Dengan demikian, seharusnya tidak ada acuan NJOP yang bisa digunakan Pemprov DKI untuk menentukan besarnya tambahan kontribusi.
Ahok kembali diminta penjelasan mengenai keinginannya atas tambahan kontribusi sebesar 15 persen.
Ahok mengatakan, Ketua Balegda DPRD DKI Mohamad Taufik telah membohongi anak buahnya dengan mengatakan bahwa dirinya setuju jika tambahan kontribusi itu dihapus.
Terkait hal ini, Maqdir sempat meminta kepada hakim untuk mengonfrontasi keterangan Taufik dan Ahok pada sidang lain. "Karena kami tidak mau forum pemanggilan saksi ini dijadikan lahan fitnah," ujar Maqdir.
"Justru yang fitnah duluan ini siapa?" ujar Ahok menimpali ucapan Maqdir.
Ahok juga sempat menyatakan keberatannya kepada JPU dan hakim atas pertanyaan Maqdir yang tidak relevan.
Hakim Ketua Sumpeno sempat menengahi dan menjelaskan bahwa kuasa hukum perlu mengetahui jawaban atas hal-hal yang mereka tanyakan.Maqdir juga bertanya soal hak diskresi Ahok.
Maqdir mempertanyakan alasan Ahok yang tidak menggunakan hak diskresi untuk memberi izin membangun di pulau reklamasi.Menurut Ahok, hal itu tidak bisa dilakukan.
"Saudara bela pengembang atau bela Sanusi? Nanti kalau pengembang gugat, silakan saudara bela," ujar Ahok kepada Maqdir.
Maqdir kembali bertanya mengenai alasan Ahok mematok besaran 15 persen NJOP untuk tambahan kontribusi.
Ahok pun semakin kesal. Dia sempat menyatakan keberatan kepada hakim atas pertanyaan-pertanyaan Maqdir.
"Pengembang saja enggak keberatan kok. Yang keberatan kan di Balegda," ujar Ahok.
"Saya mengatakan ini untuk membela Sanusi. Saudara tidak bisa mengarahkan saya," ujar Maqdir.
Maqdir sempat ingin melanjutkan pertanyaannya, tetapi tiba-tiba saja Ahok merapikan catatan yang dibawanya sehingga terdengar suara berisik.

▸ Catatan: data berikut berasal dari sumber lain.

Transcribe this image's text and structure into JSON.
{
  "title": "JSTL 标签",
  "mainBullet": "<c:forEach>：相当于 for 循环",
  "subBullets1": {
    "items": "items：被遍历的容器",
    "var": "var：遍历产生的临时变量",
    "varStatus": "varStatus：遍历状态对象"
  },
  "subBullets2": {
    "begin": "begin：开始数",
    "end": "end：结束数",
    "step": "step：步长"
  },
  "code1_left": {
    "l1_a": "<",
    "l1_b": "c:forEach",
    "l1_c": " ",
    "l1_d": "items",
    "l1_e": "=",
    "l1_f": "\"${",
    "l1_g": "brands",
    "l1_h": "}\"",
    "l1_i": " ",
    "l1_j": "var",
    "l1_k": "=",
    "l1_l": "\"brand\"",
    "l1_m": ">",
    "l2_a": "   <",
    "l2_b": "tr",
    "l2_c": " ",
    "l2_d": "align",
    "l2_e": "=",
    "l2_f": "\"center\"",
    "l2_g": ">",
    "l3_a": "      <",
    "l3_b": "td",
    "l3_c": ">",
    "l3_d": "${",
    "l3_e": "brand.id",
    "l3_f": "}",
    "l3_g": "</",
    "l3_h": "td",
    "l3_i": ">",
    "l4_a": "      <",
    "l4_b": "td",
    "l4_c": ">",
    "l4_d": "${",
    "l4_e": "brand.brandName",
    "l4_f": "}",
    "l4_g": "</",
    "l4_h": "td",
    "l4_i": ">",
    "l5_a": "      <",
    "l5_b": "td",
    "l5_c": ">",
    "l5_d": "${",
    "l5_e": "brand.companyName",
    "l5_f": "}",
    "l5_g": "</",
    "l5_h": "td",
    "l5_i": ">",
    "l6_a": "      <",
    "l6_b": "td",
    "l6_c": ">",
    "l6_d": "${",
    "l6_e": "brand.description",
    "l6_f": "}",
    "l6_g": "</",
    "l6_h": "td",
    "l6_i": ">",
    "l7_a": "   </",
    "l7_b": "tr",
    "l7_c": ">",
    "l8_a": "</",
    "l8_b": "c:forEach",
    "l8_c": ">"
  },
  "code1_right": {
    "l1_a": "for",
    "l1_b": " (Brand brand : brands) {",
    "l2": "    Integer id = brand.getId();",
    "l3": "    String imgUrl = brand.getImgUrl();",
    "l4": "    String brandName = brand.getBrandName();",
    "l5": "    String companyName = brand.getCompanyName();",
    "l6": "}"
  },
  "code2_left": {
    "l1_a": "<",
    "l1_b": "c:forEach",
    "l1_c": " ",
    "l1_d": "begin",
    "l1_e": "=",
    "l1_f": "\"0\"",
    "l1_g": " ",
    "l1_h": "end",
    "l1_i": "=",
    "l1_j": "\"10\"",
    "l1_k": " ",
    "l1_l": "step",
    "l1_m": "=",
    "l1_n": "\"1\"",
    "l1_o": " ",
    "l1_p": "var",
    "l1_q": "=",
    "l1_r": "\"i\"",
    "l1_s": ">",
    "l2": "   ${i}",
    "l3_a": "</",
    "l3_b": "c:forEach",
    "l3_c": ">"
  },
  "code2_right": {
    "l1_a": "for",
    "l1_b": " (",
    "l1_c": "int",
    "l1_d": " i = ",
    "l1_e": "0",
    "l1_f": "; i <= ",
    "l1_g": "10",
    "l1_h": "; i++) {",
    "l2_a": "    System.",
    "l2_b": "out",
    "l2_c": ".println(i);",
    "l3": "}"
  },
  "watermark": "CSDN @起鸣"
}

Maqdir langsung terdiam melihat Ahok yang sibuk sendiri saat dia mau bertanya.
"Ya teruskan saja, saya lagi beresin ini kok," ujar Ahok. "Anda tidak menghargai saya," ujar Maqdir.Ahok kemudian selesai merapikan catatannya. Dia berkata, meski sambil merapikan kertas-kertas catatannya itu, dia masih mendengar pertanyaan Maqdir.